Benjamin Henry Day (April 10, 1810 – December 21, 1889) was an American newspaper publisher best known for founding the New York Sun, the first penny press newspaper in the United States, in 1833.

Day was born in Springfield, Massachusetts on April 10, 1810, to Henry Day, a hatter, and Mary Ely. Day started his printing career in 1824, at the Springfield Republican.

In 1835, Day's Sun was responsible for publishing a story written by Richard Adams Locke about life on the moon that was fictional, but was received by the general public as fact. The publicity of the article was widespread at the time and now is referred to as "The Great Moon Hoax". Day is credited with stretching the truth that came to be known as sensationalism. Day is also credited for importing to the United States the London Plan, a system of newspaper distribution largely antiquated today in which the paper carriers buy newspapers in bulk from the publisher and sell the papers to the reading public for a profit.

Day sold the Sun to his brother-in-law Moses Yale Beach for $40,000 in 1838. Afterwards he started the True Sun in 1840, which had but a brief run. In 1842, he created the Brother Jonathan, the first illustrated weekly in the U.S., which he ran for twenty years.

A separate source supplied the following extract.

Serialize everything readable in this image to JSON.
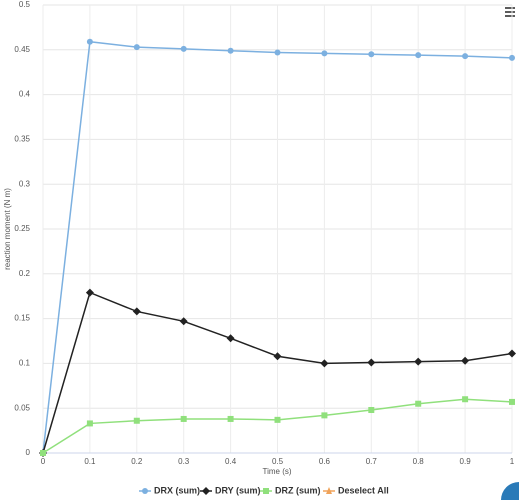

Day constantly quarreled with George Wisner over the publication of abolitionist articles. Day considered himself democratic to Wisner's extreme abolitionist standpoint.

From The New Yorker:

The American newspaper business as we know it was born on September 3, 1833, when a twenty-three-year-old publisher named Benjamin Day put out the first edition of the New York Sun. Whereas other papers sold for five or six cents, the Sun cost just a penny. For revenue, Day relied on advertising rather than on subscriptions. Above all, he revolutionized the way papers were distributed. He sold them to newsboys in lots of a hundred to hawk in the street. Before long, Day was the most important publisher in New York.